One problem is that they have 5 years within which to take your green card away and deport you. Section 246 of the Act says “If, at anytime within five years after the status of a person has been otherwise adjusted under the provisions of section 245 … of this Act or any other provision of law to that of an alien lawfully admitted for permanent residence, it shall appear to the satisfaction of the Attorney General that the person was not in fact eligible for such adjustment of status, the Attorney General shall rescind the action taken granting an adjustment of status to such person if that occurred …”
Another problem is that since you will have lied on the forms, you may be charged with “document fraud”. Under §274C of the Act, this carries mandatory deportation from the United States. Section 274C makes it unlawful for a person “knowingly (1) to forge, counterfeit, alter, or falsely make any document for the purpose of satisfying a requirement of this Act.” And §241(a)(3)(C) says, “Any alien who is the subject of a final order for violation of section 274C is deportable.”

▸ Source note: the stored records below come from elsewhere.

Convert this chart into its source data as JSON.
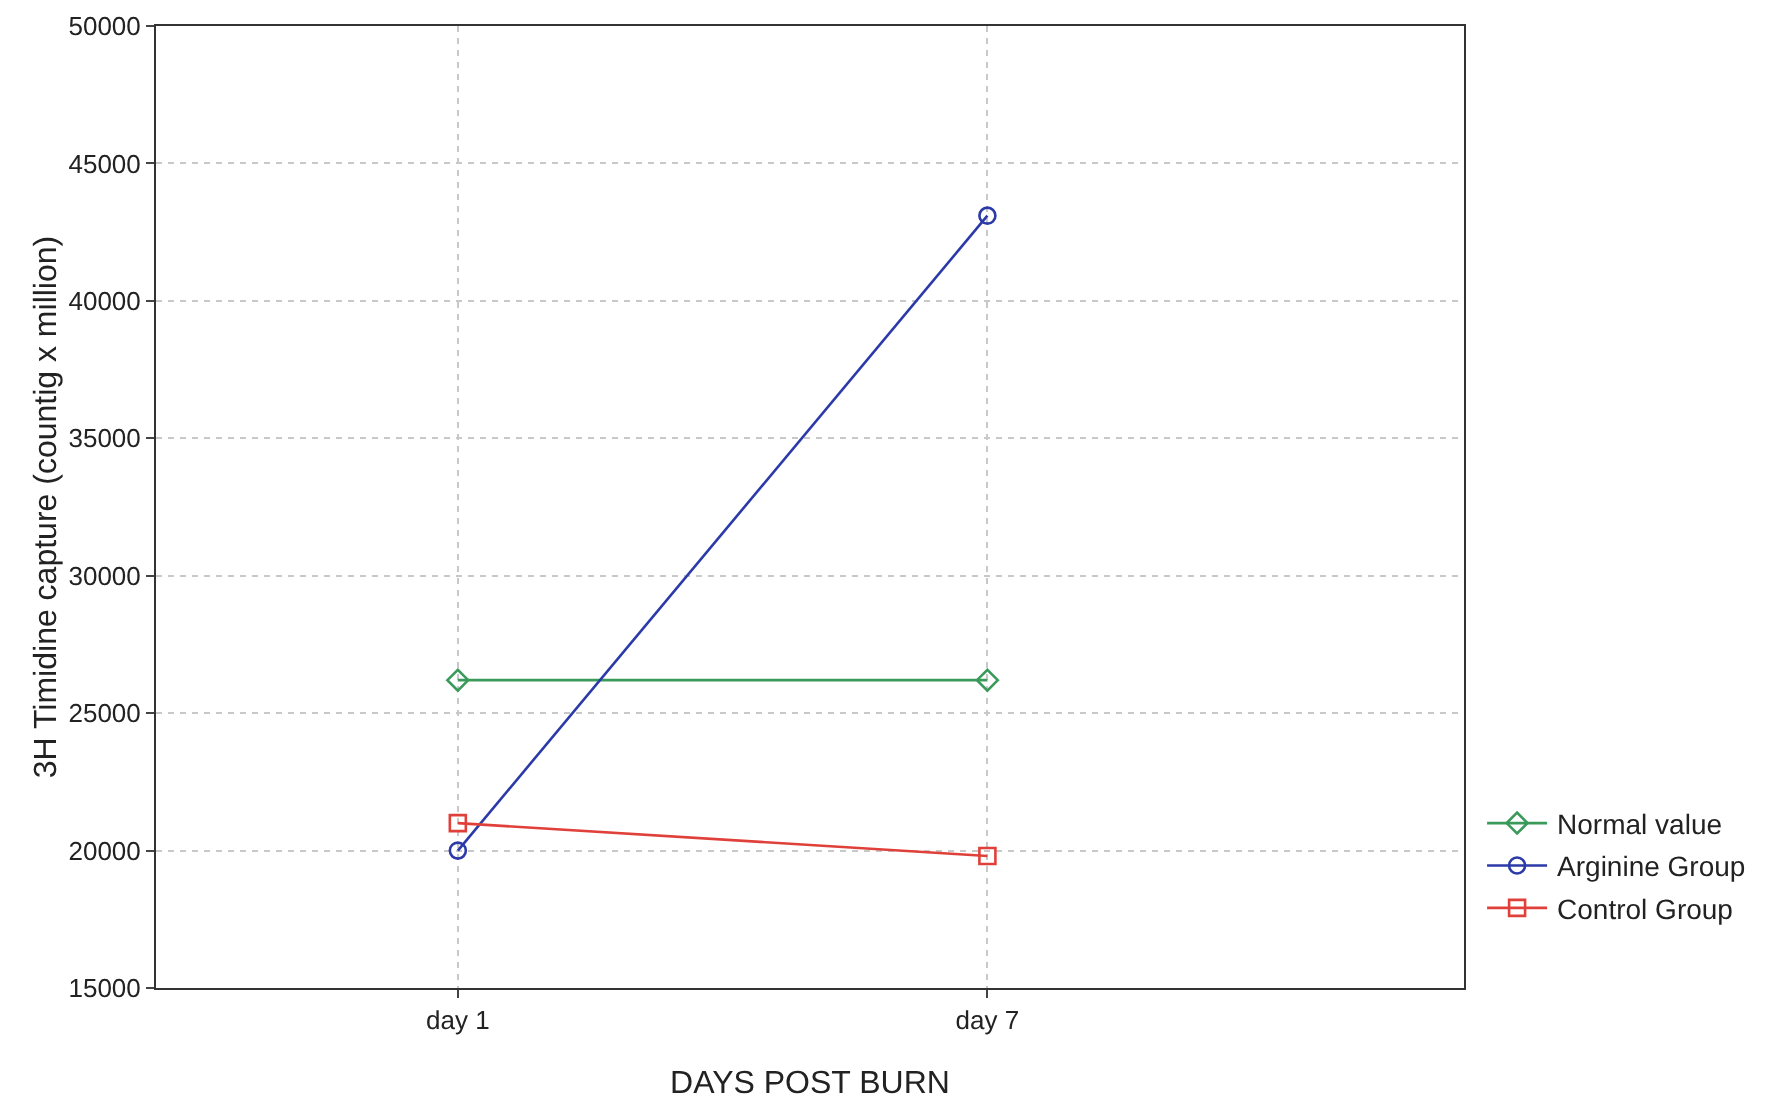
{
  "chart_data": {
    "type": "line",
    "xlabel": "DAYS POST BURN",
    "ylabel": "3H Timidine capture (countig x million)",
    "categories": [
      "day 1",
      "day 7"
    ],
    "ylim": [
      15000,
      50000
    ],
    "yticks": [
      15000,
      20000,
      25000,
      30000,
      35000,
      40000,
      45000,
      50000
    ],
    "grid": true,
    "legend": "bottom right",
    "line_style": "solid",
    "series": [
      {
        "name": "Normal value",
        "color": "#3a9a5a",
        "marker": "diamond",
        "values": [
          26200,
          26200
        ]
      },
      {
        "name": "Arginine Group",
        "color": "#2b3aa8",
        "marker": "circle",
        "values": [
          20000,
          43100
        ]
      },
      {
        "name": "Control Group",
        "color": "#e0403a",
        "marker": "square",
        "values": [
          21000,
          19800
        ]
      }
    ]
  }
}
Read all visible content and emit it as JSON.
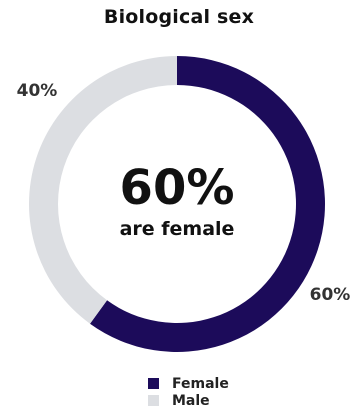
{
  "chart_data": {
    "type": "pie",
    "title": "Biological sex",
    "center_value": "60%",
    "center_caption": "are female",
    "categories": [
      "Female",
      "Male"
    ],
    "values": [
      60,
      40
    ],
    "labels": [
      "60%",
      "40%"
    ],
    "colors": [
      "#1c0b5a",
      "#dcdee2"
    ],
    "legend_position": "bottom"
  }
}
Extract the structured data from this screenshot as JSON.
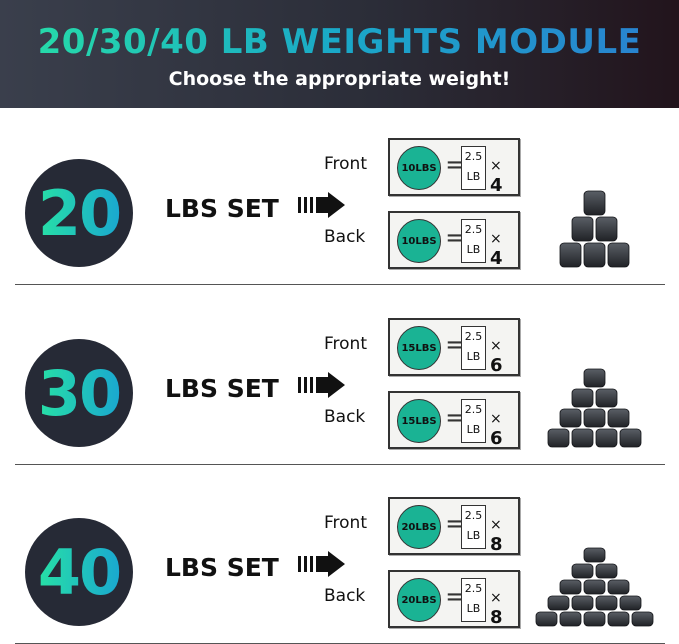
{
  "header": {
    "title": "20/30/40 LB WEIGHTS MODULE",
    "subtitle": "Choose the appropriate weight!"
  },
  "colors": {
    "accent": "#27e0a6",
    "disc": "#1ab394",
    "header_bg": "#2b2d38"
  },
  "sets": [
    {
      "number": "20",
      "label": "LBS SET",
      "front": {
        "side": "Front",
        "disc": "10LBS",
        "plate": [
          "2.5",
          "LB"
        ],
        "times": "×",
        "count": "4"
      },
      "back": {
        "side": "Back",
        "disc": "10LBS",
        "plate": [
          "2.5",
          "LB"
        ],
        "times": "×",
        "count": "4"
      }
    },
    {
      "number": "30",
      "label": "LBS SET",
      "front": {
        "side": "Front",
        "disc": "15LBS",
        "plate": [
          "2.5",
          "LB"
        ],
        "times": "×",
        "count": "6"
      },
      "back": {
        "side": "Back",
        "disc": "15LBS",
        "plate": [
          "2.5",
          "LB"
        ],
        "times": "×",
        "count": "6"
      }
    },
    {
      "number": "40",
      "label": "LBS SET",
      "front": {
        "side": "Front",
        "disc": "20LBS",
        "plate": [
          "2.5",
          "LB"
        ],
        "times": "×",
        "count": "8"
      },
      "back": {
        "side": "Back",
        "disc": "20LBS",
        "plate": [
          "2.5",
          "LB"
        ],
        "times": "×",
        "count": "8"
      }
    }
  ]
}
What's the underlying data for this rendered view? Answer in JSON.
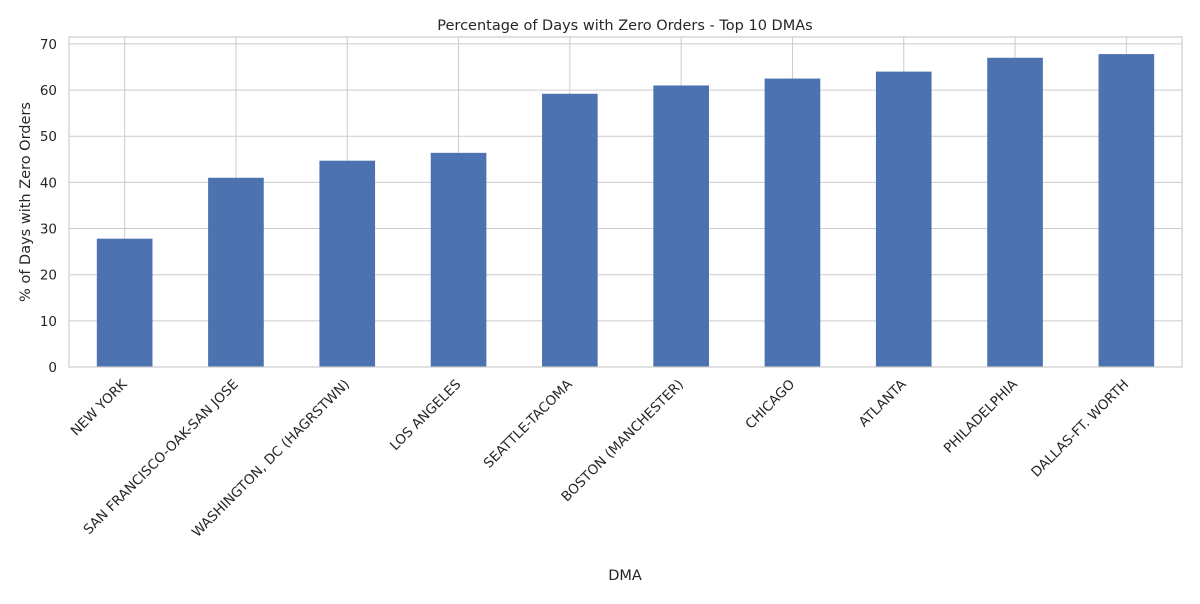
{
  "chart_data": {
    "type": "bar",
    "title": "Percentage of Days with Zero Orders - Top 10 DMAs",
    "xlabel": "DMA",
    "ylabel": "% of Days with Zero Orders",
    "categories": [
      "NEW YORK",
      "SAN FRANCISCO-OAK-SAN JOSE",
      "WASHINGTON, DC (HAGRSTWN)",
      "LOS ANGELES",
      "SEATTLE-TACOMA",
      "BOSTON (MANCHESTER)",
      "CHICAGO",
      "ATLANTA",
      "PHILADELPHIA",
      "DALLAS-FT. WORTH"
    ],
    "values": [
      27.8,
      41.0,
      44.7,
      46.4,
      59.2,
      61.0,
      62.5,
      64.0,
      67.0,
      67.8
    ],
    "ylim": [
      0,
      71.5
    ],
    "yticks": [
      0,
      10,
      20,
      30,
      40,
      50,
      60,
      70
    ],
    "grid": true,
    "legend": "none",
    "bar_color": "#4c72b0",
    "grid_color": "#cccccc"
  }
}
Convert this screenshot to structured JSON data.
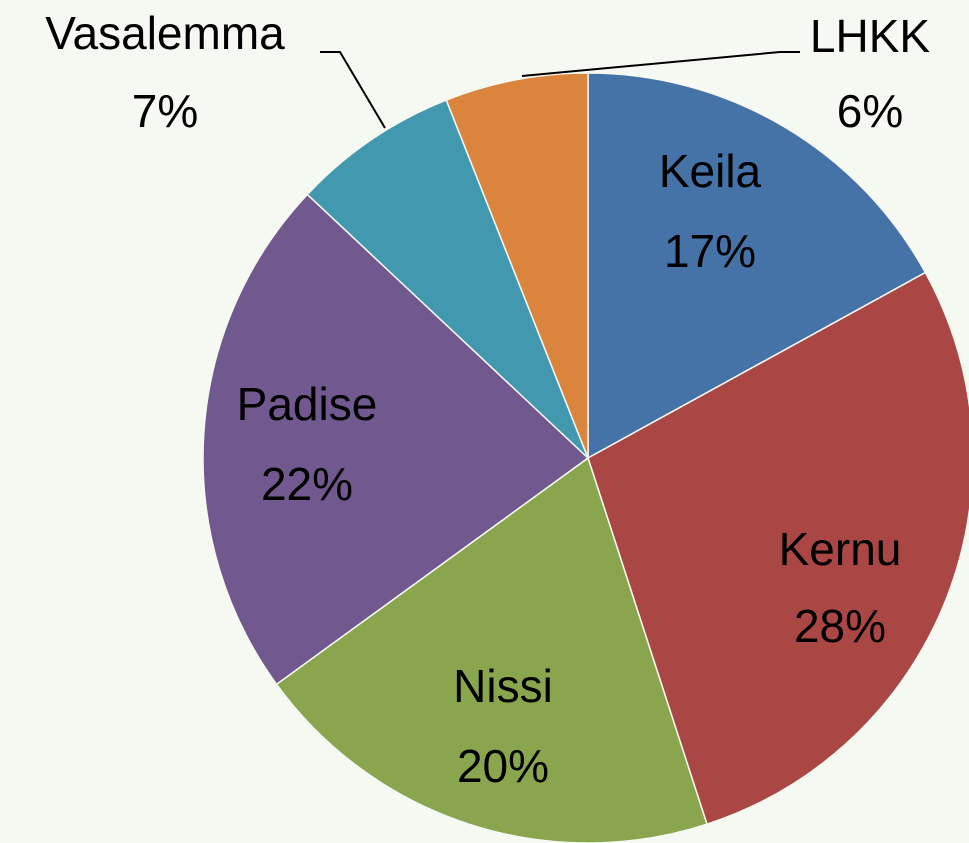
{
  "chart_data": {
    "type": "pie",
    "categories": [
      "Keila",
      "Kernu",
      "Nissi",
      "Padise",
      "Vasalemma",
      "LHKK"
    ],
    "values": [
      17,
      28,
      20,
      22,
      7,
      6
    ],
    "value_labels": [
      "17%",
      "28%",
      "20%",
      "22%",
      "7%",
      "6%"
    ],
    "colors": [
      "#4572a7",
      "#aa4643",
      "#89a54e",
      "#71588f",
      "#4198af",
      "#db843d"
    ]
  }
}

And third, to make matters worse, to lie on federal forms in an effort to obtain an immigration benefit is a crime. Section 1001 of the federal criminal code says that, “Whoever … makes or uses any false writing or document knowing the same to contain any false, fictitious or fraudulent statement or entry, shall be fined not more than $10,000 or imprisoned more than five years, or both.” Anyone who assists you in doing that (even your lawyer) can also be sentenced to prison. It is wonderful that there is a second chance available to those who deviate from the rules. That second chance is made available by “consular processing” a process in which the consul assumes there has been unauthorized employment. The penalty you are paying is that you must make the visa application abroad but there is no other penalty.
Other possible reasons an adjustment case could be denied, include:
- Committing certain crimes
- Polygamy – marrying more than one person at the same time
- Former, current, or plans of prostitution
- Drug Trafficking or Possession
- Membership in Nazi or Communist party
- Selling trade secrets, working to overthrow US govt, engaging in genocide, or engaging in espionage (spy), or terrorist activity or membership in a group considered by the US govt to be a terrorist organization;
- Arrests or Admissions to Illegal Conduct
- Helping another noncitizen enter the country illegally
- Alcoholism or HIV, or other serious health issue
- Entering the U.S. Illegally (without being inspected by a CIS officer)
- Previous deportation or exclusion from the U.S.
- Working unlawfully
- Improperl filing or no current visa number available;
- Using false documents (someone else’s passport/id, etc.) and more . . .
The above information is general in nature and is not intended to be considered or relied upon as legal advice. You should always consult an attorney to determine if you are eligible to apply for adjustment of status and the benefits and potential hazards in doing so, in your particular case.